The fourth international lecture of the pre-con events of the international conference on Theology of Pilgrimage was held online on October 28, 2023. At this session, Dr. Andrew Petersen, Professor of History and Archeology at the University of Wales Trinity Saint David, delivered his speech under the title “Water and the Hajj: A Discussion on the Provision of Water to Pilgrims on the Hajj in Pre-modern Times”.
Here is the video of the session accompanied by the presentation file and written abstract:
The location of Mecca in the heart of one of the most arid regions of the world has meant that the presence and provision of water to pilgrims is both a practical and spiritual necessity. This paper will discuss the practical measures taken by Muslim leaders to ensure the provision of water and also factors which threatened the water supply. From the earliest times the principal Hajj routes from Egypt, Syria, and Iraq were provided with facilities to ensure that pilgrims could survive the harsh deserts of Arabia. The facilities included water cisterns and wells and in some cases, settlements were developed to provide provisions and services to the pilgrims. However political fragmentation during the 11th to 15th centuries meant that the Hajj routes were neglected and many of the facilities which had been built by the early Muslim rulers had fallen into disuse. With the Ottoman conquest of Arabia in the sixteenth century, there was a renewed interest in the Hajj routes with particular attention to the route from Damascus. During the sixteenth century, the Ottomans did not provide many new water facilities. They did build fortresses which protected the existing wells and cisterns which lined the route.

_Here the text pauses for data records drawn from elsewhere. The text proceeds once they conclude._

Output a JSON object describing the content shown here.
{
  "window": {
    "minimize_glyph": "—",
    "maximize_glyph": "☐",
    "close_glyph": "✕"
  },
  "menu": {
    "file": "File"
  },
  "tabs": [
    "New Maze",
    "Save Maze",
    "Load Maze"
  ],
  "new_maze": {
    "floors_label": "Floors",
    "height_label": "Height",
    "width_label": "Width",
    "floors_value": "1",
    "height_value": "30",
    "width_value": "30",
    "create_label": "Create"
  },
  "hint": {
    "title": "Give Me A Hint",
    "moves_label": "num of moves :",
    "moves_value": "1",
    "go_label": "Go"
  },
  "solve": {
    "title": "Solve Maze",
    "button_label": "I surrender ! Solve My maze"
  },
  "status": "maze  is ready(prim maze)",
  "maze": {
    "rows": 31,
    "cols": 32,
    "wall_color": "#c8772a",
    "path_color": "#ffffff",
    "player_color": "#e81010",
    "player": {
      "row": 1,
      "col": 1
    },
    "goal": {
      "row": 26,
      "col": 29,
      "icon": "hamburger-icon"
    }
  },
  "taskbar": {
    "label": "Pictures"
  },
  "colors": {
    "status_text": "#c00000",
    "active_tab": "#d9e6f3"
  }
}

However, from the seventeenth century onwards increasing attacks by Bedouin combined with larger numbers of people joining the Hajj meant that more water facilities were required. The increased pressure on the Hajj route culminated in the massacre of thousands of pilgrims in 1748. In response, the Ottomans built more stations along the route including in places where there were no natural water sources. Each year the new stations were provided with water carried in animal skins before the arrival of the Hajj caravan.